In 'Telephone Conversation', the poet conveys his disappointment and anger about being discriminated by the Caucasian unfairly just because he is an African by portraying the telephone conversation between himself and the British landlady.
The poem is in the form of free verse. It is because 'conversation' isn't something well-planned; instead, the speakers speak what they want during the conversation. Also, with the aid of end-stop lines and run-on lines, the outlook of the poem gives readers a sense of randomly formation, which fully suits the way of 'telephone conversation' flows.
Instead of talking something about the price and things concerning the house renting, the two speakers talk about their skin color. This issue was bought up by the landlady at first. There was a pun, 'indifferent', to shows the intention of the landlady. From the word 'indifferent', the landlady seems not too aware who her house is rented to, however, she does aware.
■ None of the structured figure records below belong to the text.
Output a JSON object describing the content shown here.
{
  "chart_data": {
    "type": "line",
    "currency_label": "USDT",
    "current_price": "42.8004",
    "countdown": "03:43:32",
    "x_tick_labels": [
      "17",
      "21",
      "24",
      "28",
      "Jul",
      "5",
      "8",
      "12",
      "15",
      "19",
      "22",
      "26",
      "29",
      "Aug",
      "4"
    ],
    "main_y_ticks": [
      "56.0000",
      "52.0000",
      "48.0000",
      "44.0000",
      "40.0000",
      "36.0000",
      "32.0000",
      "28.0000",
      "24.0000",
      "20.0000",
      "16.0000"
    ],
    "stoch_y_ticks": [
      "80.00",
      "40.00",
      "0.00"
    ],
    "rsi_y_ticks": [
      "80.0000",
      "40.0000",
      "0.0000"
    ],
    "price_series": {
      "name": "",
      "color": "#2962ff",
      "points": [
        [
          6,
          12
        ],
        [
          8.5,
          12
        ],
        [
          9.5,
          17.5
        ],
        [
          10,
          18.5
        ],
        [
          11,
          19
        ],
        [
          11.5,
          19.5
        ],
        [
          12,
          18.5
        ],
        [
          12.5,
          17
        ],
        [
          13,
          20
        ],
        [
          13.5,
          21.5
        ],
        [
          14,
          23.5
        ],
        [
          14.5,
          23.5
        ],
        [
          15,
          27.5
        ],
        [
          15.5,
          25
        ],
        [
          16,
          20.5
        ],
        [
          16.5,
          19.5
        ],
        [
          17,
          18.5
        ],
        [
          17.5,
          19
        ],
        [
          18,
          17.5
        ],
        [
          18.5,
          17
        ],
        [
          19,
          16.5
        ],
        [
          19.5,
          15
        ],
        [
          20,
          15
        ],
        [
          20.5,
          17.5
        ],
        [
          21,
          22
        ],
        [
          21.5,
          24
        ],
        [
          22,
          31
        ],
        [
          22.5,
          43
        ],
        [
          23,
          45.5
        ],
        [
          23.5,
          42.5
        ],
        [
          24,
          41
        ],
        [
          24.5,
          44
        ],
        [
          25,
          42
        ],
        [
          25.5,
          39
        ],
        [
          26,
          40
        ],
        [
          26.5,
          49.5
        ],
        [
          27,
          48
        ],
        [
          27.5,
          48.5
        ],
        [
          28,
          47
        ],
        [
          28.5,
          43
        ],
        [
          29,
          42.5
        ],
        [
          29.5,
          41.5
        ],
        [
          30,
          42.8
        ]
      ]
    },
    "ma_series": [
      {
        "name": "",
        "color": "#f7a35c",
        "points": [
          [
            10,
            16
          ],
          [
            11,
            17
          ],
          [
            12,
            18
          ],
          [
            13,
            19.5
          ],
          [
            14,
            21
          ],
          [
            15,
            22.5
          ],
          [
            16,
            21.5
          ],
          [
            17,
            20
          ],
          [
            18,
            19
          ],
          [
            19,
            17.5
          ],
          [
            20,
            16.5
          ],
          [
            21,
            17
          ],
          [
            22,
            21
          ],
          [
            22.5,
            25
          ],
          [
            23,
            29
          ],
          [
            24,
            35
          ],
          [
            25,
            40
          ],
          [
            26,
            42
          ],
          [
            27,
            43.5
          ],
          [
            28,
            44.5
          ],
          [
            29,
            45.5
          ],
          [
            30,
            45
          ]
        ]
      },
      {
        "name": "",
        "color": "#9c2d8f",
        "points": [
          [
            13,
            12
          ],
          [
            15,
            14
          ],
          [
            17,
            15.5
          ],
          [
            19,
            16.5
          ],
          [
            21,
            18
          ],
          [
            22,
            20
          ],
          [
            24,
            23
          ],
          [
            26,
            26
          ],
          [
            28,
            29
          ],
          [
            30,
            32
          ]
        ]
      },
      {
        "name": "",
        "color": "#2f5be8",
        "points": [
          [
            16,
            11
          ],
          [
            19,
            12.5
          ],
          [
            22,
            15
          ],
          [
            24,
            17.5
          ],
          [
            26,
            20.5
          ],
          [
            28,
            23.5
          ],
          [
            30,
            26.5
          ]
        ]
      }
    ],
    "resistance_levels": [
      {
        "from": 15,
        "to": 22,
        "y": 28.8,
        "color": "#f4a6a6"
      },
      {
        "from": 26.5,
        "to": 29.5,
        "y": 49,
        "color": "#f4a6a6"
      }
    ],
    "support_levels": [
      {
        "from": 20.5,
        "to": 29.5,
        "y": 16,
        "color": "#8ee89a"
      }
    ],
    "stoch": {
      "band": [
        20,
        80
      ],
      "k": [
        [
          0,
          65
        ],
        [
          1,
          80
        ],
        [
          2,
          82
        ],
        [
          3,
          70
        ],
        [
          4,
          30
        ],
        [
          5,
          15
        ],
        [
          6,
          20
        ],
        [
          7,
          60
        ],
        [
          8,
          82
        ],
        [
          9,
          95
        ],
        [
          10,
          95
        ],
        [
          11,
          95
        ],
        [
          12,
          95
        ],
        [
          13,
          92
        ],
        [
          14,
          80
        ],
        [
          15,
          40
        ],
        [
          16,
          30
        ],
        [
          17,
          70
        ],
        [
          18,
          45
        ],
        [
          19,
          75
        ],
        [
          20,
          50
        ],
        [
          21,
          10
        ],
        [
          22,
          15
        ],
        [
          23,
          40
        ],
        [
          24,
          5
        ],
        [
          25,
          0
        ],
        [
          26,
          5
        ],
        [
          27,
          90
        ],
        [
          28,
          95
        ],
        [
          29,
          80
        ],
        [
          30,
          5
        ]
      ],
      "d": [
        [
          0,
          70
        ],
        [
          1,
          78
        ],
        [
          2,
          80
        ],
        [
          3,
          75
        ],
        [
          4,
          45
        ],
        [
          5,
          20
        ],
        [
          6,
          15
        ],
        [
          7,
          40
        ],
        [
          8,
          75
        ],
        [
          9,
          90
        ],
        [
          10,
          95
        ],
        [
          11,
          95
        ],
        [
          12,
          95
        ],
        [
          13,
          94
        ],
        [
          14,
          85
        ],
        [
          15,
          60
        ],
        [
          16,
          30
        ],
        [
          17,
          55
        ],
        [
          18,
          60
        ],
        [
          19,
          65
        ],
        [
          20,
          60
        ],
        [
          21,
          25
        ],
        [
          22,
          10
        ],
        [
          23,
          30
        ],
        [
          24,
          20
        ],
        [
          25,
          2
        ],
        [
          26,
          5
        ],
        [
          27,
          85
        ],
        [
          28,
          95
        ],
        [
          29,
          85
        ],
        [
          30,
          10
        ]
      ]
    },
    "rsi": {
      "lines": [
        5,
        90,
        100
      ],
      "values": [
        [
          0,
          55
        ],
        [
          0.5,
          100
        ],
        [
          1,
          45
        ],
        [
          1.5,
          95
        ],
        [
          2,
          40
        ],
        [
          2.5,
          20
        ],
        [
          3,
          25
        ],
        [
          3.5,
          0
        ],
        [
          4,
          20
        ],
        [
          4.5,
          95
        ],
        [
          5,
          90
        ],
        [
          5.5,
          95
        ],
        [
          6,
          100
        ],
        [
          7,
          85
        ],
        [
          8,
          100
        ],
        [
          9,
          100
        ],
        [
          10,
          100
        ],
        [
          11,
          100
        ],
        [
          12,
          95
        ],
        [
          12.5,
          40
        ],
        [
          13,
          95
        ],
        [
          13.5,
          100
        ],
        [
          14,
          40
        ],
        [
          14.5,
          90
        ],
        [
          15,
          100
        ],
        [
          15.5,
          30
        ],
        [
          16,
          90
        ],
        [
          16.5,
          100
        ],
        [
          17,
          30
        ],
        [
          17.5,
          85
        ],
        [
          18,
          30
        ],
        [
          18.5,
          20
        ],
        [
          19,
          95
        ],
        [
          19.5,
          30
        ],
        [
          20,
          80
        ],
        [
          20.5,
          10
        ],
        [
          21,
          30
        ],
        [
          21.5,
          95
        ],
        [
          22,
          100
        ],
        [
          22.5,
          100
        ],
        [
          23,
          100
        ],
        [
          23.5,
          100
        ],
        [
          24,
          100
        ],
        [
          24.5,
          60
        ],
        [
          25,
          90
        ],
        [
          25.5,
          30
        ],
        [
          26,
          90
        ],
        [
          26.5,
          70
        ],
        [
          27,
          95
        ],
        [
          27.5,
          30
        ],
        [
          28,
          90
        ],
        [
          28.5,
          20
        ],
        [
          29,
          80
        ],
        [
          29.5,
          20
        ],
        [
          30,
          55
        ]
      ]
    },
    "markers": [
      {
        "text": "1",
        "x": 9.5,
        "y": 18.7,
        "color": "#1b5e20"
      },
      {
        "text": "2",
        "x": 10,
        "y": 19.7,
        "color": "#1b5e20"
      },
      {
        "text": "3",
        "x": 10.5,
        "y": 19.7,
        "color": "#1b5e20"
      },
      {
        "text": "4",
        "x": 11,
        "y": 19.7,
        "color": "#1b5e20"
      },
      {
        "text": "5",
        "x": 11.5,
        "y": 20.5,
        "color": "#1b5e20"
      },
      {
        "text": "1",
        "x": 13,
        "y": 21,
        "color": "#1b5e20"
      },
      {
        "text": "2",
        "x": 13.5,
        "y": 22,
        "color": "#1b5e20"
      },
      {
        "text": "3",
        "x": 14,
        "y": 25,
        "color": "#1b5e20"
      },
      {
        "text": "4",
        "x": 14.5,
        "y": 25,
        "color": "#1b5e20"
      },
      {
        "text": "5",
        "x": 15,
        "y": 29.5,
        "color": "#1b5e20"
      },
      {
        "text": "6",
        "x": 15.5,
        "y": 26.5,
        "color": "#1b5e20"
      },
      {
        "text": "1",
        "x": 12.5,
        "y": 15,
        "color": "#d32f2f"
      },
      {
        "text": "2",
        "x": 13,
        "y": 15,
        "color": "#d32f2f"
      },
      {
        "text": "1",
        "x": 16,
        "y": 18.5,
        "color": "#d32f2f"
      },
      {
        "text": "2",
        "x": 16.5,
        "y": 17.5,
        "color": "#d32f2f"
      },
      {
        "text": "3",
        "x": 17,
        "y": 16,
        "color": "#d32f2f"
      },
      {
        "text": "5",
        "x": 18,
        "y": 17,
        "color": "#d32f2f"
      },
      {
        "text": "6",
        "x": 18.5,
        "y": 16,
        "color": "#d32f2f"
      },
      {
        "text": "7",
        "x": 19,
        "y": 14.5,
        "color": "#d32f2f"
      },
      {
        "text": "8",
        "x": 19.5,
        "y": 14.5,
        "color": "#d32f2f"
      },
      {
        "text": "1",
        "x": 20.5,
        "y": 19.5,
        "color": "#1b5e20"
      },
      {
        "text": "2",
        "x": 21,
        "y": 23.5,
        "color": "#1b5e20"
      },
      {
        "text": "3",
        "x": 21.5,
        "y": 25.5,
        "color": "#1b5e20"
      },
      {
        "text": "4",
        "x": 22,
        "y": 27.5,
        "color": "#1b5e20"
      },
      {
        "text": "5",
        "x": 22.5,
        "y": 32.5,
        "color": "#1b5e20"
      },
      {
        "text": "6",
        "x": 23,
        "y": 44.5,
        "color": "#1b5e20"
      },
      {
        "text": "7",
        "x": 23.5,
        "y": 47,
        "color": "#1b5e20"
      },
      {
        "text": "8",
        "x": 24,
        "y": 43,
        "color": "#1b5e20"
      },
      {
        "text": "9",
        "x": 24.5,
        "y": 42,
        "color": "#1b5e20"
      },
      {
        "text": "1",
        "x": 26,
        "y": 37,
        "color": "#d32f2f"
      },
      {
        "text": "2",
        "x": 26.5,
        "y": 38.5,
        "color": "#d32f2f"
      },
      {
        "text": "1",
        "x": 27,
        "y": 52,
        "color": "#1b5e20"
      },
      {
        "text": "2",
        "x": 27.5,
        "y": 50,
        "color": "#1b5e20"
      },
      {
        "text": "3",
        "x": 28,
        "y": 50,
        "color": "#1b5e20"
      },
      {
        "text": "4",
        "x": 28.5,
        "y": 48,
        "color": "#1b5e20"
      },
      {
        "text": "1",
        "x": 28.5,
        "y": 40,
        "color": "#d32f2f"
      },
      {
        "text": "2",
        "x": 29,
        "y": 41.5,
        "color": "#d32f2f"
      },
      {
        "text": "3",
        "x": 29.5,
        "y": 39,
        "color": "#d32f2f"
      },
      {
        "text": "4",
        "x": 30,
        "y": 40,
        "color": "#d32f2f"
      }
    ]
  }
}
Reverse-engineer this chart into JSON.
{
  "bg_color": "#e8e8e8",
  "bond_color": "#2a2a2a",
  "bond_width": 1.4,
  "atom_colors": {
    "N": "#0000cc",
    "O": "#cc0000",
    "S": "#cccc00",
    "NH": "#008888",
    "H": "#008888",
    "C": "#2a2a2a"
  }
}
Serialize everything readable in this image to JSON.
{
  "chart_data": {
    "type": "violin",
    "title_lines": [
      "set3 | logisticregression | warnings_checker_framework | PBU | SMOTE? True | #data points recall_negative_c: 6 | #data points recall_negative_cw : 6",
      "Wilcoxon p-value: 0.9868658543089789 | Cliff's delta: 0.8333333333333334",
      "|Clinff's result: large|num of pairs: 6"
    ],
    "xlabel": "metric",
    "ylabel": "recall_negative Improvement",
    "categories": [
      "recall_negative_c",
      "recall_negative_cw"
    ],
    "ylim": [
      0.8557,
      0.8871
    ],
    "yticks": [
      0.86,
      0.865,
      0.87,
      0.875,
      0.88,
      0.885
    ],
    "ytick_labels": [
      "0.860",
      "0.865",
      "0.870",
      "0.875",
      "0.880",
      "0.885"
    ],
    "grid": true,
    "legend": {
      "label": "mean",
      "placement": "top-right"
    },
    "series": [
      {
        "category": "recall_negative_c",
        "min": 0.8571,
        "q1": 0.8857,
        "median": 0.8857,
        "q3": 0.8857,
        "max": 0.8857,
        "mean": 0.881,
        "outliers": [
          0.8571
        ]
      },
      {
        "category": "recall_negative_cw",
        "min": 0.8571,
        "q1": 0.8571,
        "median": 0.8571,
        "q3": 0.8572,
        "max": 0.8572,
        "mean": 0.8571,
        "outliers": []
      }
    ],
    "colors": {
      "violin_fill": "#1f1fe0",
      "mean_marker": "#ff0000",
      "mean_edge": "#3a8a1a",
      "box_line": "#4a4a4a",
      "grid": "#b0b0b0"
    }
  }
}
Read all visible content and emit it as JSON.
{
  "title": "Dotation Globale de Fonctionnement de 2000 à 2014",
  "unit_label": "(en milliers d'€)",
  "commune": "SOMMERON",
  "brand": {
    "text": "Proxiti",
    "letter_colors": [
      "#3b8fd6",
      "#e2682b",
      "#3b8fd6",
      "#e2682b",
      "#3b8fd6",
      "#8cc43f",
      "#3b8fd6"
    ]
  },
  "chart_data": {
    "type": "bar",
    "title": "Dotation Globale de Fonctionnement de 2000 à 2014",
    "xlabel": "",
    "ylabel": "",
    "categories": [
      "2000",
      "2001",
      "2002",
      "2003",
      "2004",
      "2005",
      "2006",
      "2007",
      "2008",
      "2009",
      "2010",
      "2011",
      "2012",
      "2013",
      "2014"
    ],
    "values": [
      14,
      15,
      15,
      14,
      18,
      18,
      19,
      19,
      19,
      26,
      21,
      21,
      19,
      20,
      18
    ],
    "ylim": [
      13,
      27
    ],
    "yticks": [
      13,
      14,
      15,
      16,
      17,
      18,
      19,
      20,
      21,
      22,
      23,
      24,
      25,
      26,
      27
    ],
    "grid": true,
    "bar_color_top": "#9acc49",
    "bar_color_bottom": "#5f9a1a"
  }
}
From what she asks the caller, 'are you light of very dark', she determines not to rent her house to an Africa, she's obviously discriminating the dark people, which cause the speaker angry.
It is then the man decides not to rent the house, instead of telling the woman how dark he is directly, he play word tricks on the woman.
The poet describes the woman 'lipstick coated, long gold-rolled cigarette-holder piped', it seems that the woman is wealthy and well-educated, it's a bit ironic, from the outlook of the woman, it seems that the poet want to convey the idea that the woman is good and 'considerate', however, the poet actually want to point out the outlook of a person doesn't mean anything, the woman is actually arrogant and impolite in the view of the poet.
The most sarcastic point is the woman doesn't understand what the man means when he says 'sepia' and 'brunette', which both mean very dark in color. From the words the man uses, he wants to convey that racism is not fair in the society because the Caucasian judge the African low class and uneducated only by looking at their appearance, however, he simply plays the word tricks on the woman, although it's a bit rude, and it show African can be more educated than the one who is white, this reinforces the point that African deserves high status in the society, it is not only the white people can take charge over the African.
In the last part of the poem, the poem make use of humor because the woman doesn't seem to understand what he is talking about, so he asks the woman if she wants to look at his whole body to see if it is whole black in color, he especially states 'his bottom is raven black'. Although the woman wants to suppress her anger and be polite, instead, she can't stand any longer and she offs the conversation first at last.
The poet thinks there shouldn't have any racism existed, people can't judge other by only looking from their appearance, instead, they should see and know others fully so as to judge what kind of people he is.